Setelah menyelesaikan masa belajar di jurusan Bahasa Inggris, ia ditugaskan di SGA Jalan Setiabudi, Jakarta Selatan. Tak lama setelah ditugaskan, atas biaya dari Colombo Plan, ia kuliah di University of Sydney, Australia, untuk memperoleh sertifikat mata kuliah The Teaching of English as A Foreign Language.
Pulang dari Australia pada 1963, ia melanjutkan pendidikan ke Fakultas Keguruan Ilmu Pendidikan Jakarta. Pada tahun ini pula ia dipindahtugaskan ke Sekolah Guru Taman Kanak-kanak (SGTK) di Jalan Halimun, Jakarta Selatan.
Kecintaannya kepada musik, terutama membuat lagu anak-anak, mendapat tempat di SGTK. Ia lalu memutuskan untuk menekuni musik dan meninggalkan kuliah.
Lagu Anak yang "Biasa" Saja
Beberapa lagu ciptaan A.T. Mahmud, seperti kisah lagu “Pelangi” di atas, terinspirasi dari perilaku anak-anak. Sekali waktu saat ia dan keluarganya duduk-duduk di ruang tamu pada malam hari, anaknya yang bernama Rika mondar-mandir antara ruang tamu dan beranda rumah. Ia dan istrinya tak menaruh curiga atas perilaku anak tersebut. Namun tiba-tiba Rika menggandeng tangan bapaknya dan diajak keluar lalu melihat ke langit. Bulan tengah purnama. “Pak, ambilkan bulan,” pintanya.
“Saya melihat wajahnya, lalu ke bulan. Saya terdiam.
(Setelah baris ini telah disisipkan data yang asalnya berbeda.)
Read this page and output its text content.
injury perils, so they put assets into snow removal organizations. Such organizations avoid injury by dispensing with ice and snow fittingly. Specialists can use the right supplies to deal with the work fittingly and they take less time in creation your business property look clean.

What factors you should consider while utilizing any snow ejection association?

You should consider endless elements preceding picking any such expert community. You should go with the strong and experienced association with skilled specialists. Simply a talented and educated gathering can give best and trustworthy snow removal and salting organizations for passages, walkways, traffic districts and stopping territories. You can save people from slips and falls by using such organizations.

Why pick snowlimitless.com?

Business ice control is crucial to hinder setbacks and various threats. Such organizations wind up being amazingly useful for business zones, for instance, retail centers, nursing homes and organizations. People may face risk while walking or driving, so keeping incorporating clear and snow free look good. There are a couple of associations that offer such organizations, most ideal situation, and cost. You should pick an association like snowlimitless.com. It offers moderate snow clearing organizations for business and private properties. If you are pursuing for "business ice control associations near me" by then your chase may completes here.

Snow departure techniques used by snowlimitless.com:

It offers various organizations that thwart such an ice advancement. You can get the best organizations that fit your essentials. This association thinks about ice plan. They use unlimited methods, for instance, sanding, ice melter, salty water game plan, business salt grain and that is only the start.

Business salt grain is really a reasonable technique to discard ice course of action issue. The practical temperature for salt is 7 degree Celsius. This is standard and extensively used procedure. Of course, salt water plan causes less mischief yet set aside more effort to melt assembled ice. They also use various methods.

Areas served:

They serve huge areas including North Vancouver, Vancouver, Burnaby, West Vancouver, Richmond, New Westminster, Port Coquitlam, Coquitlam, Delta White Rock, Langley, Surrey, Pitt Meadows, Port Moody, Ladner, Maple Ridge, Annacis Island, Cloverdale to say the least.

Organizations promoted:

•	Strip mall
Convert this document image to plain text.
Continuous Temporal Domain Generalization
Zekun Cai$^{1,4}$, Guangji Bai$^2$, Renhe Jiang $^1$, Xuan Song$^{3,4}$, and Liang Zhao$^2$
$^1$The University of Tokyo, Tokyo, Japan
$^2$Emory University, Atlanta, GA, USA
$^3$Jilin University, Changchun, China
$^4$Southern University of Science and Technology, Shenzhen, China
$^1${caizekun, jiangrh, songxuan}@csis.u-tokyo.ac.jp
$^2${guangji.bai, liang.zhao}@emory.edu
Agaknya kaget mendengar permintaan ‘aneh’ ini. Kejadian ini berlalu begitu saja pada malam itu. Akan tetapi, permintaan Rika akan bulan tidak mudah saya lupakan,” ujarnya dalam A.T. Mahmud Meniti Pelangi: Sebuah Memoar (2003).
Ada perasaan menyesal, kenapa dia tidak menanyakannya pada Rika untuk apa bulan itu sehingga harus diambil. Dari sana ia terdorong untuk membuat sebuah lagu yang kita kenal berjudul “Ambilkan Bulan, Bu”. Kalimat pertama diulang dua kali untuk menunjukkan ciri khas anak-anak, yaitu jika meminta sesuatu tak cukup sekali.
Dalam proses pembuatannya, A.T. Mahmud menerangkan bahwa mulanya lagu tersebut “Ambilkan Bulan, Pak” karena anaknya meminta diambilkan bulan kepadanya. Namun kemudian ia merasakan ada bunyi yang tak serasi, yaitu bunyi berselang pada akhir frase yang berdekatan, antara bunyi huruf “b” pada “bulan” dengan huruf “p” pada “pak”.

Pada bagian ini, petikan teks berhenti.